Avoid the Risk Associated with ICOs

The Securities and Exchange Commission recently charged the owner of two ICOs with defrauding investors. Maksim Zaslavskiy was charged with selling unregistered securities for ICO tokens backed by real estate and diamonds that did not exist. The companies owned by Zaslavskiy include REcoin Group and DRC World.

This announcement is a stark reminder that investors need to stay vigilant when evaluating ICOs. Looking at the REcoin website in August shows the company did not have components that are crucial for a successful ICO. Under close examination, REcoin had only one team member—Maksim Zaslavskiy. Additionally, the company had zero board members.

The website for DRC World was even worse. No team, no board. The entire site reeked of scam, including the tagline The Business Club with multilevel membership and unique benefits.

Avoiding fraud with ICOs, much like with other investments, requires doing your homework and taking precautions to avoid putting hard-earned money at risk. With the ever-increasing number of ICOs launching daily, it is important to look for ROI, trust, and efficacy.

SEC Actions Against Public Companies

Aside from the action against Zaslavskiy, the SEC has issued common stock trading suspensions for companies that have made claims regarding ICO investments. Sunshine Capital, CIAO Group, First Bitcoin Capital Corp and Strategic Global have all faced trading suspensions from the SEC for promoting ICOs to boost the corporate stock value.

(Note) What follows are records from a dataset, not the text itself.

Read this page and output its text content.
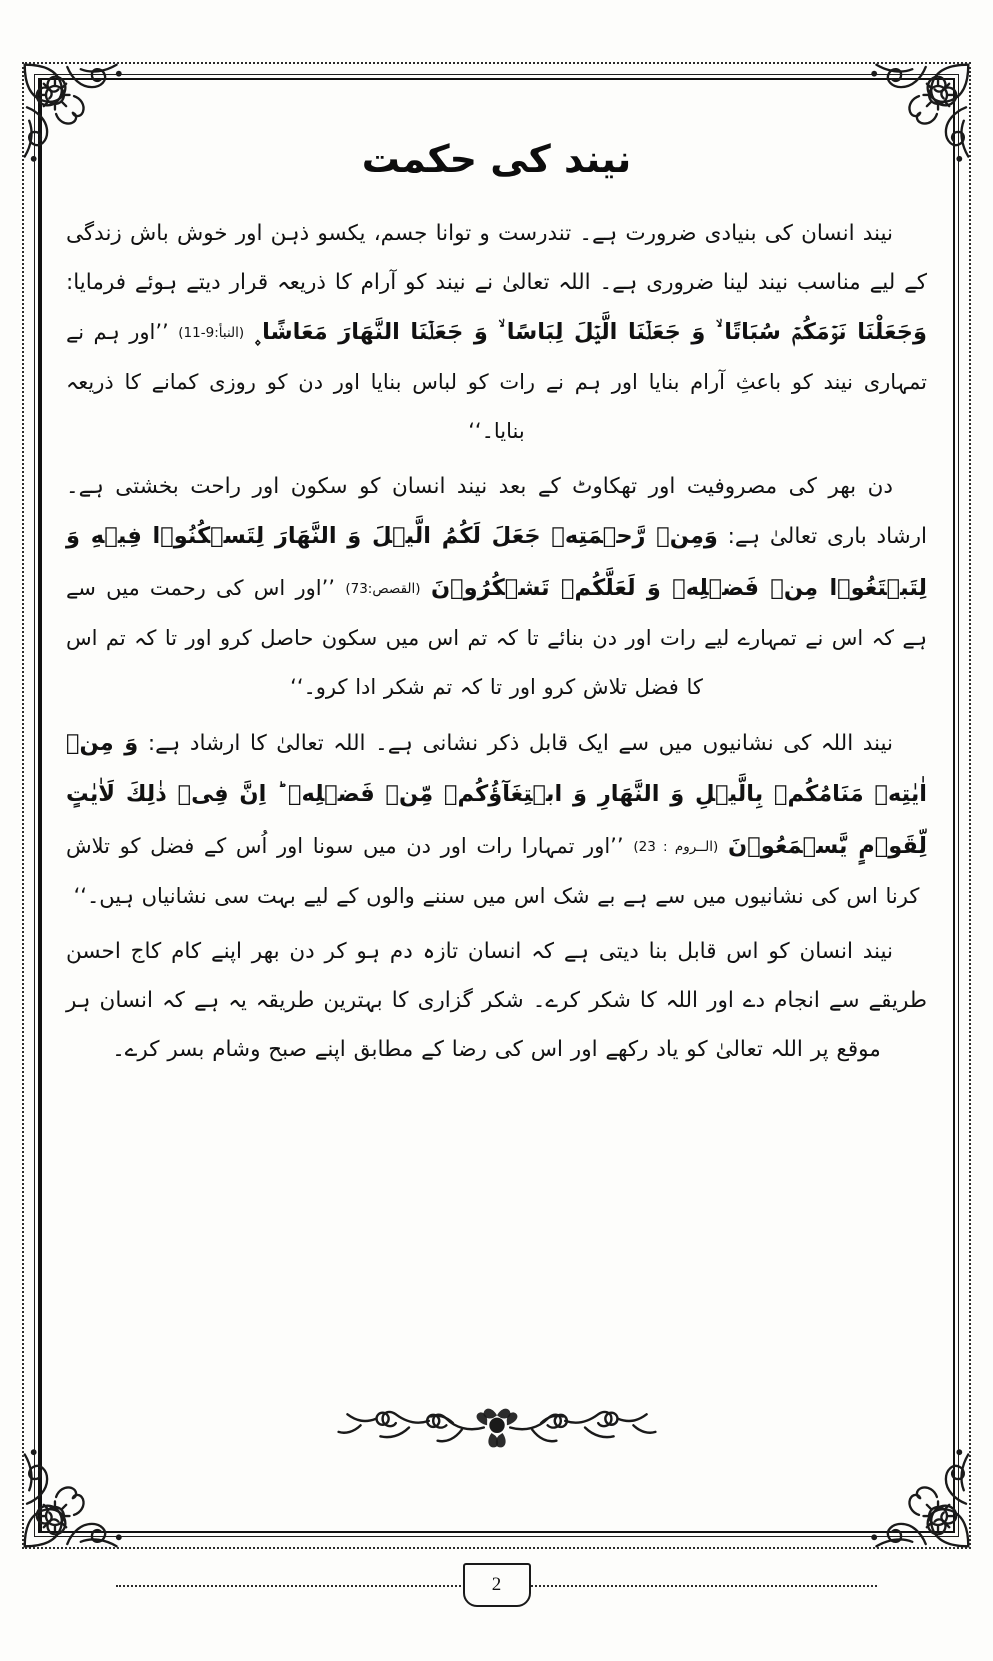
نیند کی حکمت

نیند انسان کی بنیادی ضرورت ہے۔ تندرست و توانا جسم، یکسو ذہن اور خوش باش زندگی کے لیے مناسب نیند لینا ضروری ہے۔ اللہ تعالیٰ نے نیند کو آرام کا ذریعہ قرار دیتے ہوئے فرمایا: وَجَعَلْنَا نَوۡمَكُمۡ سُبَاتًا ۙ وَ جَعَلۡنَا الَّيۡلَ لِبَاسًا ۙ وَ جَعَلۡنَا النَّهَارَ مَعَاشًا ۪ (النبأ:9-11) ’’اور ہم نے تمہاری نیند کو باعثِ آرام بنایا اور ہم نے رات کو لباس بنایا اور دن کو روزی کمانے کا ذریعہ بنایا۔‘‘

دن بھر کی مصروفیت اور تھکاوٹ کے بعد نیند انسان کو سکون اور راحت بخشتی ہے۔ ارشاد باری تعالیٰ ہے: وَمِنۡ رَّحۡمَتِهٖ جَعَلَ لَكُمُ الَّيۡلَ وَ النَّهَارَ لِتَسۡكُنُوۡا فِيۡهِ وَ لِتَبۡتَغُوۡا مِنۡ فَضۡلِهٖ وَ لَعَلَّكُمۡ تَشۡكُرُوۡنَ (القصص:73) ’’اور اس کی رحمت میں سے ہے کہ اس نے تمہارے لیے رات اور دن بنائے تا کہ تم اس میں سکون حاصل کرو اور تا کہ تم اس کا فضل تلاش کرو اور تا کہ تم شکر ادا کرو۔‘‘

نیند اللہ کی نشانیوں میں سے ایک قابل ذکر نشانی ہے۔ اللہ تعالیٰ کا ارشاد ہے: وَ مِنۡ اٰيٰتِهٖ مَنَامُكُمۡ بِالَّيۡلِ وَ النَّهَارِ وَ ابۡتِغَآؤُكُمۡ مِّنۡ فَضۡلِهٖ ؕ اِنَّ فِىۡ ذٰلِكَ لَاٰيٰتٍ لِّقَوۡمٍ يَّسۡمَعُوۡنَ (الــروم : 23) ’’اور تمہارا رات اور دن میں سونا اور اُس کے فضل کو تلاش کرنا اس کی نشانیوں میں سے ہے بے شک اس میں سننے والوں کے لیے بہت سی نشانیاں ہیں۔‘‘

نیند انسان کو اس قابل بنا دیتی ہے کہ انسان تازہ دم ہو کر دن بھر اپنے کام کاج احسن طریقے سے انجام دے اور اللہ کا شکر کرے۔ شکر گزاری کا بہترین طریقہ یہ ہے کہ انسان ہر موقع پر اللہ تعالیٰ کو یاد رکھے اور اس کی رضا کے مطابق اپنے صبح وشام بسر کرے۔

2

Most of the other warnings advise broadly about understanding the risks and potential pitfalls to watch for before investing. The SEC also reminds investors that ICOs are unregulated and caution should be exercised when considering purchasing ICO tokens.

Foreign Government Warnings

Singapore’s version of the SEC, Monetary Authority of Singapore (MAS), issued a warning similar to the SEC’s warning in August. The warning states digital tokens “represent ownership or a security interest over an issuer’s assets or property. Such tokens may therefore be considered an offer of shares or units in a collective investment scheme under the [Securities and Futures Act].” As a result, requirements for token sales include licensing and a submitted prospectus with Singapore’s central bank.

A warning issued by Dubai Financial Services Authority (DFSA) reportedly reminds investors of the inherent risks involved with ICO investments. The public announcement did not mention any possible regulation of ICOs.

Other warnings have also been issued by government authorities in New Zealand, Sweden, Hong Kong, China and Dubai. The message is almost the same in every case: 1) this is an unregulated technology; therefore, we cannot protect your investment, and 2) there are no requirements regarding what information must be shared with investors.

Tips for Protecting Your Investment

Read the content on the company’s website and thoroughly examine the whitepaper. The whitepaper is a business plan that explains the details of the initial coin offering. Understand how your financial investment will be used and what rights you are given for holding such tokens. Seek answers to questions about selling your tokens at a future time or asking about refund policies.

Trust your gut. Fraudsters can easily make something seem too good to be true, especially where technology is involved. Jargon used by the company can be more advanced than what the average investor can understand.  Be wary of hard sells and watch for unrealistic returns. Remember, the average person usually does not get a $100,000 return on a $1,000 investment.

Because cryptocurrency is held and traded on virtual currency exchanges, there is a risk of theft through hacking or malware. Using credible exchanges and utilizing 2-factor authentication will help reduce the risk involved with trading cryptocurrency.

Limitations To Recovery

Due to the limited regulations involving cryptocurrency, it can be very difficult for law enforcement to recover stolen funds. Blockchain technology prevents a paper trail, making it impossible to follow the path back to the hacker responsible for the theft. Also, most transactions occur on a global scale. Information shared with the SEC by foreign officials is limited, even with cross-border agreements in place.

Banks are not involved with ICOs; therefore, it can be much easier for fraudsters to run Ponzi schemes using new virtual currencies. Selling traditional investments requires compliance with state and federal licensing. Fraudsters can exchange conventional currency for virtual currency online. These currencies are not insured by the FDIC like bank deposits.

Although ICOs are a new type of investment, there is little reason to think they are any riskier than IPOs or VC investments. There can be big rewards for those willing to take higher risks. Just be careful and watch for warning signs along the way.